Graduate School of Pharmaceutical Sciences, Osaka University, 1-6 Yamadaoka, Suita, Osaka, 565-0871, Japan.
Center for Biosystems Dynamics Research, RIKEN, 1-7-22 Suehiro-cho, Tsurumi-ku, Yokohama, Kanagawa, 230-0045, Japan.
Sci Data. 2024 Oct 23;11(1):1164. doi: 10.1038/s41597-024-03999-2.
The function of a biomacromolecule is not only determined by its three-dimensional structure but also by its electronic state. Quantum chemical calculations are promising non-empirical methods available for determining the electronic state of a given structure. In this study, we used the fragment molecular orbital (FMO) method, which applies to biopolymers such as proteins, to provide physicochemical property values on representative structures in the SCOP2 database of protein families, a subset of the Protein Data Bank. Our dataset was constructed by over 5,000 protein structures, including over 200 million inter-fragment interaction energies (IFIEs) and their energy components obtained by pair interaction energy decomposition analysis (PIEDA) using FMO-MP2/6-31 G*. Moreover, three basis sets, 6-31 G*, 6-31 G**, and cc-pVDZ, were used for the FMO calculations of each structure, making it possible to compare the energies obtained with different basis functions for the same fragment pair. The total data size is approximately 6.7 GB. Our dataset will be useful for functional analyses and machine learning based on the physicochemical property values of proteins.
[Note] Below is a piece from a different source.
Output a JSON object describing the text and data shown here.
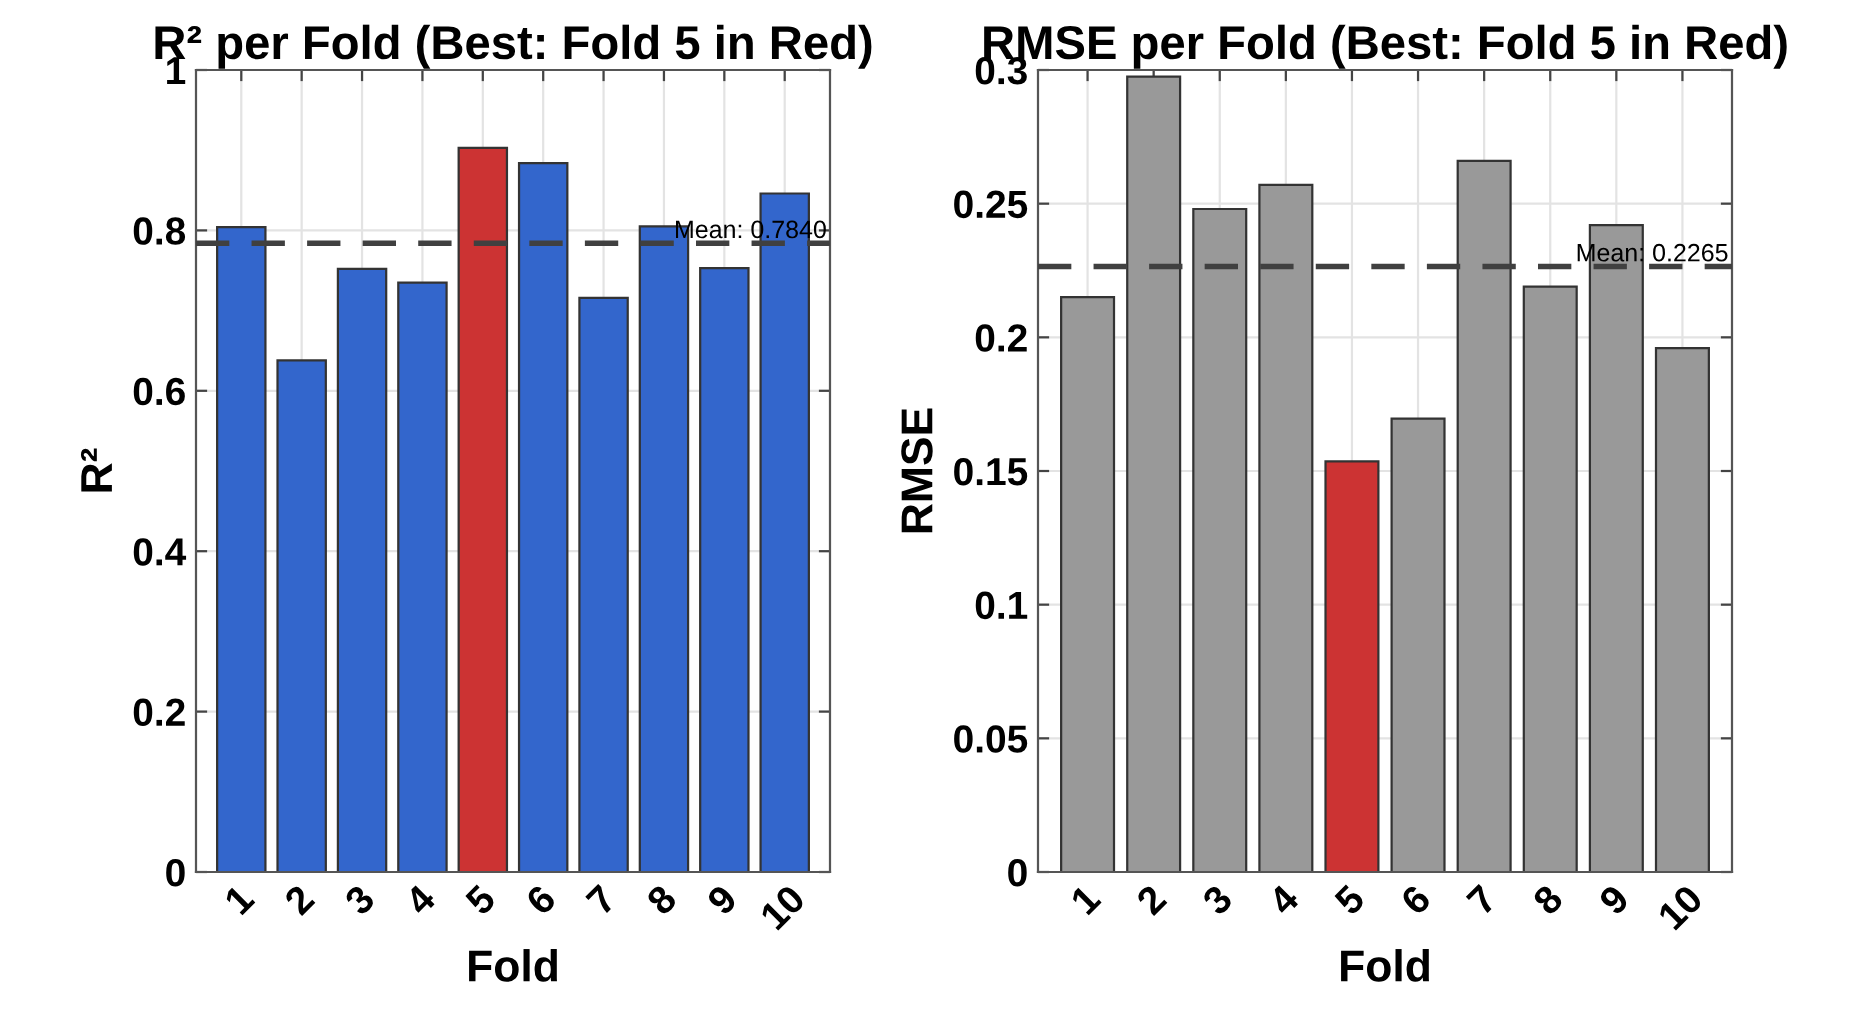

生物大分子的功能不仅由其三维结构决定,还由其电子态决定。量子化学计算是一种很有前途的非经验方法,可用于确定给定结构的电子态。在这项研究中,我们使用了片段分子轨道(FMO)方法,该方法适用于蛋白质等生物聚合物,为蛋白质家族 SCOP2 数据库中的代表性结构提供物理化学性质值,该数据库是蛋白质数据库的一个子集。我们的数据集由 5000 多个蛋白质结构组成,包括超过 2 亿个片段间相互作用能(IFIE)及其能量分量,这些能量分量是通过 FMO-MP2/6-31G使用对相互作用能分解分析(PIEDA)获得的。此外,我们还使用了 6-31G、6-31G**和 cc-pVDZ 这三个基组来进行每个结构的 FMO 计算,这使得我们可以比较相同片段对在不同基函数下获得的能量。总的数据大小约为 6.7GB。我们的数据集将有助于基于蛋白质物理化学性质值进行功能分析和机器学习。